Like everyone else in media, I have to take even crazy people seriously now

In November of 2000, I had lunch at a Moscow restaurant called Chevignon with a group of Russian reporters. I’d been invited by Leonid Krutakov, just canned by Izvestia after exposing a deal for an interest-free loan to a Yeltsin crony. Leonid had a new paper called Stringer and a staffer named Alexei Fomin came along. (I remember thinking I’d never seen Alexei sober, and he was probably thinking the same about me.) The late Anna Politkovskaya was there, and Oleg Luriye, a reporter for Novaya Gazeta, dropped by. NG at the time was facing heat for reporting possible FSB connections to infamous Moscow apartment bombings of 1999.
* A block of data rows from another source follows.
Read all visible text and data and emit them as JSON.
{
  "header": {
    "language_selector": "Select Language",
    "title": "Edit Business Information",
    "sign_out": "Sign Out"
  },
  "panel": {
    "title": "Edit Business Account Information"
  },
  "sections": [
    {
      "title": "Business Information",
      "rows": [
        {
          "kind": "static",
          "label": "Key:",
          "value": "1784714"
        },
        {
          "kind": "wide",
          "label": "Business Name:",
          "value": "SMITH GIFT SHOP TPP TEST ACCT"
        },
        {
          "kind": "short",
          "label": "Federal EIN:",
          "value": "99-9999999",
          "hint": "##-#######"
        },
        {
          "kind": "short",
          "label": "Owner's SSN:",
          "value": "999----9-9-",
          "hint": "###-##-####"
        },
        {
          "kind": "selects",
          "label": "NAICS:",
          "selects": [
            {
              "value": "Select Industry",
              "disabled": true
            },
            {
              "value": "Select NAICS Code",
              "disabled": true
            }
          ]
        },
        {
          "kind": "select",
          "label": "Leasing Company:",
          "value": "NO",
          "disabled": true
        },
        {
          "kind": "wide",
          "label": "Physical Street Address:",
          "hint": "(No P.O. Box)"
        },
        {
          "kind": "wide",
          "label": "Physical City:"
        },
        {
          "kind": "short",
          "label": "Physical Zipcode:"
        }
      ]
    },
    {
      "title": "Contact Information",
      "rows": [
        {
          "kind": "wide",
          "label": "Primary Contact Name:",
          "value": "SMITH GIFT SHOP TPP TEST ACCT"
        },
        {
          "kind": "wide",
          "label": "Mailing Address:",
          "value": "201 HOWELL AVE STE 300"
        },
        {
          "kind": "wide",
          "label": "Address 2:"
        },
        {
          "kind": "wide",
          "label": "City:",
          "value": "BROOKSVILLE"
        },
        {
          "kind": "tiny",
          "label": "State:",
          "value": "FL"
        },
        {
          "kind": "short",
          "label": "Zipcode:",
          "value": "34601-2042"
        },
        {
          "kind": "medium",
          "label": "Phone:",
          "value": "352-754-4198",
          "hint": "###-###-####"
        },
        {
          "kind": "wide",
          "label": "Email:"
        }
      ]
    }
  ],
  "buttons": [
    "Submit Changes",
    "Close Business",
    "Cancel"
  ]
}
About a month later, just after appearing on the soon-to-be-raided station NTV to talk about his work, Luriye was attacked by four men, who left him with skull damage and only fled after Luriye’s wife escaped by driving her car through a garage door. Luriye’s editor Georgy Rozhanov got a call telling him he was next if the paper didn’t stop investigating. Fellow Novaya Gazeta writer Igor Domnikov had already been beaten to death with a hammer. Six more NG reporters would be killed in the next decade or so, including Politkovskaya and a kindly man named Yuri Schekochikhin who’d excused my broken Russian to help me early in my career. These memories have prevented me from suggesting American media figures like me can know real intimidation.

Last Friday, Josh Christenson at the New York Post reported on a memo showing the State Department strategizing in response to reporting by me and the Washington Examiner’s Gabe Kaminsky. Later, Gabe tweeted that a Biden administration official briefed congressional staff that I wasn’t to be trusted because of “unsavory” behavior in younger years in Russia. That second news turned out not as bad as it sounded, but it made me think. Racket readers know I’ve dealt with kerfuffles, from an IRS visit to a threatening member of congress, and there’ve been other things left unmentioned. I wouldn’t call any of it serious, but most everyone I know in media is dealing with something now.

Six weeks before the lancing of the boil that is the Trump-Harris election, officialdom has never been antsier. There’s desperation up there and the more bureaucratically thuggish tactics employed by agencies like GEC have not scratched their itch of uncertainty. Arbitrary removals of content aren’t cutting it. New overreaches are coming, but what? Our goons aren’t Russian enough to smash people with hammers, but as the earlier story today shows, they aren’t sane either. I’m not intimidated, but the days of smooth sailing might be over.